REQUIRED_PACKAGES = ['Pillow>=1.0', 'protobuf>=3.3.0', 'Matplotlib>=2.1']

setup(
    name='object_detection',
    version='0.1',
    install_requires=REQUIRED_PACKAGES,
    include_package_data=True,
    packages=[p for p in find_packages() if p.startswith('object_detection')],
    description='Tensorflow Object Detection Library',
 cmdclass={
        'install': CustomCommands,
    }
)

In object_detection/utils/visualization_utils.py, line 24 (before import matplotlib.pyplot as plt) add:

import matplotlib
matplotlib.use('agg')

In line 184 of object_detection/evaluator.py, change

tf.train.get_or_create_global_step()

to

tf.contrib.framework.get_or_create_global_step()

Finally, in line 103 of object_detection/builders/optimizer_builder.py, change

tf.train.get_or_create_global_step()

to

tf.contrib.framework.get_or_create_global_step()

Hope this helps!

Janekxyz commented 6 years ago

@andersskog Your answer doesn't work in my case.

puma007 commented 6 years ago

@andersskog I have try your answer,but only run a few steps, it throws out of memory error, image resolution is not large, less than 600

puma007 commented 6 years ago

@lucasharada I have the same error, have you solved it?

puma007 commented 6 years ago

@aselle I have the same error, is there a solution now?
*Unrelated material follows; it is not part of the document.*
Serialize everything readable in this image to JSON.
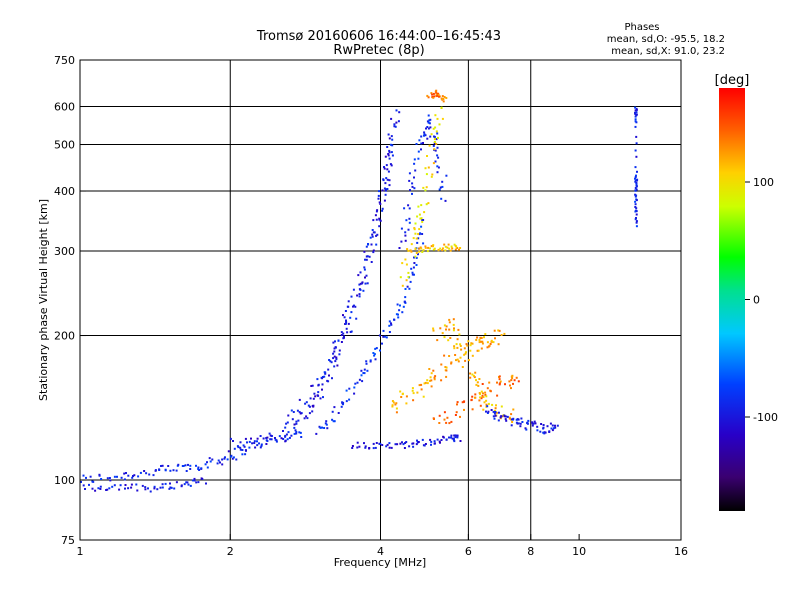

Thanks!I have set the gcloud command line with runtime-version=1.4,and the yml file is also set runtimeVersion: "1.4",but have the same error orker-replica-1 Traceback (most recent call last): File "/usr/lib/python2.7/runpy.py", line 174, in _run_module_as_main "__main__", fname, loader, pkg_name) File "/usr/lib/python2.7/runpy.py", line 72, in _run_code exec code in run_globals File "/root/.local/lib/python2.7/site-packages/object_detection/train.py", line 49, in <module> from object_detection import trainer File "/root/.local/lib/python2.7/site-packages/object_detection/trainer.py", line 27, in <module> from object_detection.builders import preprocessor_builder File "/root/.local/lib/python2.7/site-packages/object_detection/builders/preprocessor_builder.py", line 21, in <module> from object_detection.protos import preprocessor_pb2 File "/root/.local/lib/python2.7/site-packages/object_detection/protos/preprocessor_pb2.py", line 71, in <module> options=None, file=DESCRIPTOR), TypeError: __new__() got an unexpected keyword argument 'file'

ttungl commented 6 years ago

@lucasharada got the same error, any ideas?

mrainezty commented 6 years ago

l have trained my model successfully on my macbookpro, but l cannot do the same thing on google cloud, l tried all the methods mentioned above, but l cannot make it now.

zyxcambridge commented 6 years ago

https://github.com/tensorflow/models/pull/3490

can help you

zyxcambridge commented 6 years ago

maxwang7 added some commits on 28 Feb @maxwang7 annotates / fixes tutorial instructions 199e254 @maxwang7 fixes tf_example_decoder.py 82857bd @maxwang7 adds dependencies 5ffed73 @maxwang7 FOR DEMONSTRATION ONLY; NOT FOR PUSHING … 2d76dce @maxwang7 maxwang7 requested review from derekjchow and jch1 as code owners on 28 Feb

这个人 修改的四个类 ,靠谱

ymodak commented 5 years ago

Closing since this is resolved. Feel free to reopen if the issue still persists. Thanks!